Any advice for our members interested in multidisciplinary brain research?
If you have an idea for investigation of any behavior or executive function in terms of the brain circuits involved, you should send a draft abstract to the contact Program Official in the RFA for a consultation. We can guide you to the most appropriate funding opportunity, even if it best fits another part of the BRAIN portfolio, or one of the NIH institutes that fund disorder-focused neuroscience research. If you are serious about pursuing multi-disciplinary research, our multi-PI R01s, human intracranial U01s, and team-science U01/U19 series is ideally suited for making collaborations among psychologists, biologists, physicians, engineers, physicists, and/or mathematicians. We especially encourage applications from early career investigators, and diverse expertise and backgrounds.
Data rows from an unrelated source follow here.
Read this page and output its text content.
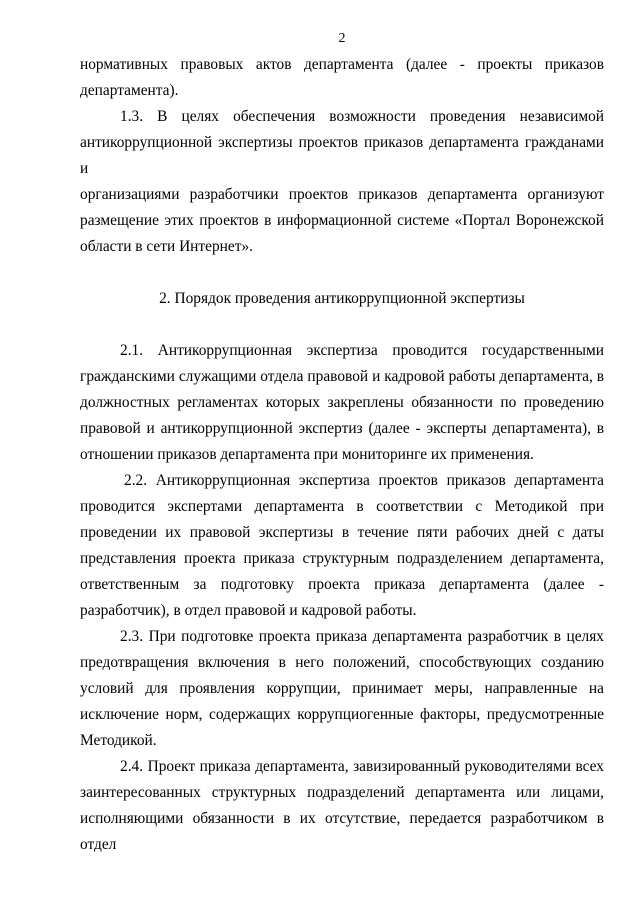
2
нормативных правовых актов департамента (далее - проекты приказов
департамента).
1.3. В целях обеспечения возможности проведения независимой
антикоррупционной экспертизы проектов приказов департамента гражданами и
организациями разработчики проектов приказов департамента организуют
размещение этих проектов в информационной системе «Портал Воронежской
области в сети Интернет».
2. Порядок проведения антикоррупционной экспертизы
2.1. Антикоррупционная экспертиза проводится государственными
гражданскими служащими отдела правовой и кадровой работы департамента, в
должностных регламентах которых закреплены обязанности по проведению
правовой и антикоррупционной экспертиз (далее - эксперты департамента), в
отношении приказов департамента при мониторинге их применения.
2.2. Антикоррупционная экспертиза проектов приказов департамента
проводится экспертами департамента в соответствии с Методикой при
проведении их правовой экспертизы в течение пяти рабочих дней с даты
представления проекта приказа структурным подразделением департамента,
ответственным за подготовку проекта приказа департамента (далее -
разработчик), в отдел правовой и кадровой работы.
2.3. При подготовке проекта приказа департамента разработчик в целях
предотвращения включения в него положений, способствующих созданию
условий для проявления коррупции, принимает меры, направленные на
исключение норм, содержащих коррупциогенные факторы, предусмотренные
Методикой.
2.4. Проект приказа департамента, завизированный руководителями всех
заинтересованных структурных подразделений департамента или лицами,
исполняющими обязанности в их отсутствие, передается разработчиком в отдел
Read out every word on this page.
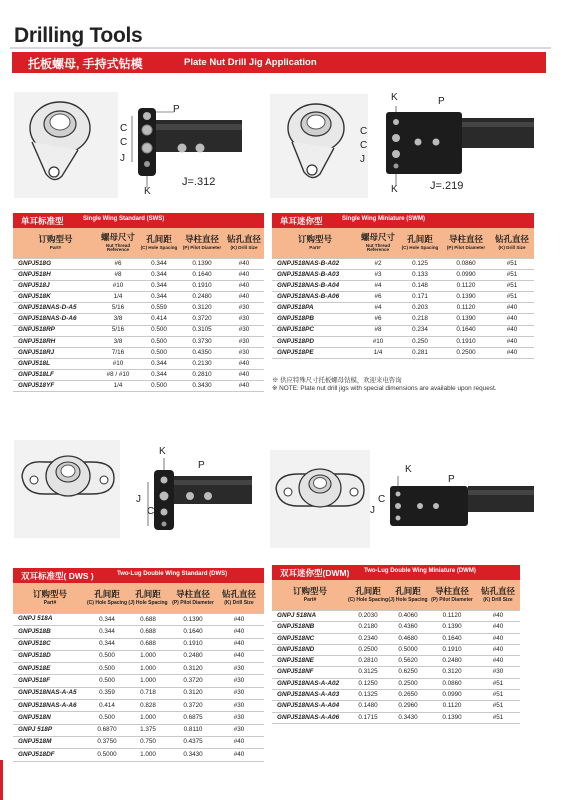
Drilling Tools
托板螺母, 手持式钻模	Plate Nut Drill Jig Application
P
C
C
J
K
J=.312
K	P
C
C
J
K	J=.219
单耳标准型	Single Wing Standard (SWS)
订购型号
Part#
螺母尺寸
Nut Thread Reference
孔间距
(C) Hole Spacing
导柱直径
(P) Pilot Diameter
钻孔直径
(K) Drill Size
GNPJ518G	#6	0.344	0.1390	#40
GNPJ518H	#8	0.344	0.1640	#40
GNPJ518J	#10	0.344	0.1910	#40
GNPJ518K	1/4	0.344	0.2480	#40
GNPJ518NAS-D-A5	5/16	0.559	0.3120	#30
GNPJ518NAS-D-A6	3/8	0.414	0.3720	#30
GNPJ518RP	5/16	0.500	0.3105	#30
GNPJ518RH	3/8	0.500	0.3730	#30
GNPJ518RJ	7/16	0.500	0.4350	#30
GNPJ518L	#10	0.344	0.2130	#40
GNPJ518LF	#8 / #10	0.344	0.2810	#40
GNPJ518YF	1/4	0.500	0.3430	#40
单耳迷你型	Single Wing Miniature (SWM)
订购型号
Part#
螺母尺寸
Nut Thread Reference
孔间距
(C) Hole Spacing
导柱直径
(P) Pilot Diameter
钻孔直径
(K) Drill Size
GNPJ518NAS-B-A02	#2	0.125	0.0860	#51
GNPJ518NAS-B-A03	#3	0.133	0.0990	#51
GNPJ518NAS-B-A04	#4	0.148	0.1120	#51
GNPJ518NAS-B-A06	#6	0.171	0.1390	#51
GNPJ518PA	#4	0.203	0.1120	#40
GNPJ518PB	#6	0.218	0.1390	#40
GNPJ518PC	#8	0.234	0.1640	#40
GNPJ518PD	#10	0.250	0.1910	#40
GNPJ518PE	1/4	0.281	0.2500	#40
※ 供应特殊尺寸托板螺母钻模，欢迎来电咨询
※ NOTE: Plate nut drill jigs with special dimensions are available upon request.
K
P
J
C
K
P
C
J
双耳标准型( DWS )	Two-Lug Double Wing Standard (DWS)
订购型号
Part#
孔间距
(C) Hole Spacing
孔间距
(J) Hole Spacing
导柱直径
(P) Pilot Diameter
钻孔直径
(K) Drill Size
GNPJ 518A	0.344	0.688	0.1390	#40
GNPJ518B	0.344	0.688	0.1640	#40
GNPJ518C	0.344	0.688	0.1910	#40
GNPJ518D	0.500	1.000	0.2480	#40
GNPJ518E	0.500	1.000	0.3120	#30
GNPJ518F	0.500	1.000	0.3720	#30
GNPJ518NAS-A-A5	0.359	0.718	0.3120	#30
GNPJ518NAS-A-A6	0.414	0.828	0.3720	#30
GNPJ518N	0.500	1.000	0.6875	#30
GNPJ 518P	0.6870	1.375	0.8110	#30
GNPJ518M	0.3750	0.750	0.4375	#40
GNPJ518DF	0.5000	1.000	0.3430	#40
双耳迷你型(DWM) Two-Lug Double Wing Miniature (DWM)
订购型号
Part#
孔间距
(C) Hole Spacing
孔间距
(J) Hole Spacing
导柱直径
(P) Pilot Diameter
钻孔直径
(K) Drill Size
GNPJ 518NA	0.2030	0.4060	0.1120	#40
GNPJ518NB	0.2180	0.4360	0.1390	#40
GNPJ518NC	0.2340	0.4680	0.1640	#40
GNPJ518ND	0.2500	0.5000	0.1910	#40
GNPJ518NE	0.2810	0.5620	0.2480	#40
GNPJ518NF	0.3125	0.6250	0.3120	#30
GNPJ518NAS-A-A02	0.1250	0.2500	0.0860	#51
GNPJ518NAS-A-A03	0.1325	0.2650	0.0990	#51
GNPJ518NAS-A-A04	0.1480	0.2960	0.1120	#51
GNPJ518NAS-A-A06	0.1715	0.3430	0.1390	#51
What are the next steps with the BRAIN Initiative?
There has been a year-long, mid-course evaluation of the BRAIN Initiative by an advisory committee to NIH Director Francis Collins and the Advisory Council of the Director. That ‘BRAIN 2.0’ committee will deliver a guiding document this month for the rest of the BRAIN Initiative until FY2026. For the most part, we are led to expect that it will encourage us to hold the course on most of what we have been doing for the last 5 years, with some modest strategic adjustments, along with encouragement to identify a signature accomplishment in improving human health. Looking forward, I hope we can continue the BRAIN Initiative efforts with an enduring enterprise in fundamental research neural science and health.